Using this method, the collected data remains comparable and the risk of integrating heterogeneous tracking approaches in the source code and the associated inconsistencies of the data is excluded. In this way, a valid basis for the Interpretation of the data and the resulting derivation is created of optimization measures on the Website.

In addition, there are also procedural advantages with regard to the initial tracking integration as well as the extension of an existing tracking. This saves developer resources. These only need to schedule and integrate a single line of code for the tracking topic. As a result, communication channels between the development and the tracking team are saved and efficiently designed, as well as long waiting times for implementation and bug fixing are reduced.
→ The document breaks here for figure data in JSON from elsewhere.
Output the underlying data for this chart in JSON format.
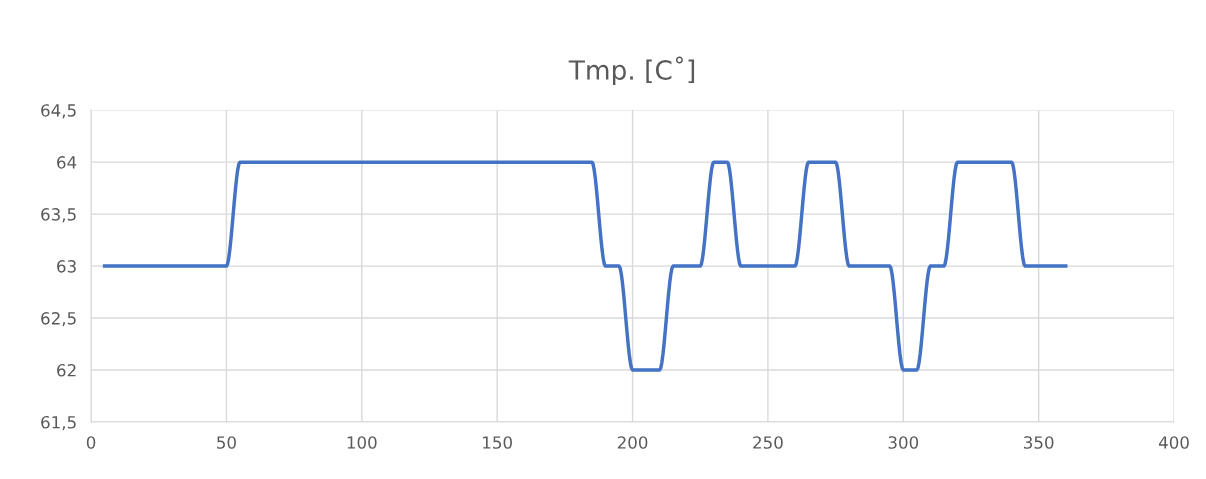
{
  "chart_data": {
    "type": "line",
    "title": "Tmp. [C˚]",
    "x": [
      5,
      10,
      15,
      20,
      25,
      30,
      35,
      40,
      45,
      50,
      55,
      60,
      65,
      70,
      75,
      80,
      85,
      90,
      95,
      100,
      105,
      110,
      115,
      120,
      125,
      130,
      135,
      140,
      145,
      150,
      155,
      160,
      165,
      170,
      175,
      180,
      185,
      190,
      195,
      200,
      205,
      210,
      215,
      220,
      225,
      230,
      235,
      240,
      245,
      250,
      255,
      260,
      265,
      270,
      275,
      280,
      285,
      290,
      295,
      300,
      305,
      310,
      315,
      320,
      325,
      330,
      335,
      340,
      345,
      350,
      355,
      360
    ],
    "series": [
      {
        "color": "#4472c4",
        "values": [
          63,
          63,
          63,
          63,
          63,
          63,
          63,
          63,
          63,
          63,
          64,
          64,
          64,
          64,
          64,
          64,
          64,
          64,
          64,
          64,
          64,
          64,
          64,
          64,
          64,
          64,
          64,
          64,
          64,
          64,
          64,
          64,
          64,
          64,
          64,
          64,
          64,
          63,
          63,
          62,
          62,
          62,
          63,
          63,
          63,
          64,
          64,
          63,
          63,
          63,
          63,
          63,
          64,
          64,
          64,
          63,
          63,
          63,
          63,
          62,
          62,
          63,
          63,
          64,
          64,
          64,
          64,
          64,
          63,
          63,
          63,
          63
        ]
      }
    ],
    "xlim": [
      0,
      400
    ],
    "xticks": [
      0,
      50,
      100,
      150,
      200,
      250,
      300,
      350,
      400
    ],
    "ylim": [
      61.5,
      64.5
    ],
    "yticks": [
      {
        "value": 61.5,
        "label": "61,5"
      },
      {
        "value": 62,
        "label": "62"
      },
      {
        "value": 62.5,
        "label": "62,5"
      },
      {
        "value": 63,
        "label": "63"
      },
      {
        "value": 63.5,
        "label": "63,5"
      },
      {
        "value": 64,
        "label": "64"
      },
      {
        "value": 64.5,
        "label": "64,5"
      }
    ],
    "grid": true,
    "marker": "none",
    "line_style": "solid"
  }
}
In addition, the process of tracking integration and adaptation becomes narrower, faster and less susceptible to any integration errors that may affect the performance of the site by bundling and uniformly locating the tracking topic among the tracking experts.

Complex tracking test procedures are also avoided in this way. The tests can be carried out directly on the live system. At the same time, adjustments and bug fixes do not require major work loops and coordination between development and tracking outstaffing experts.

Overall, the “Single Line of Code approach” is an agile way of integrating tracking extensions. These can be modeled, tested and immediately given live via an existing tag management system, regardless of applicable release cycles.

Dr. Marco Krause is Advanced Consultant Digital Intelligence and Rayk Richter is Technical Consultant Digital Intelligence at T-Systems Multimedia Solutions GmbH.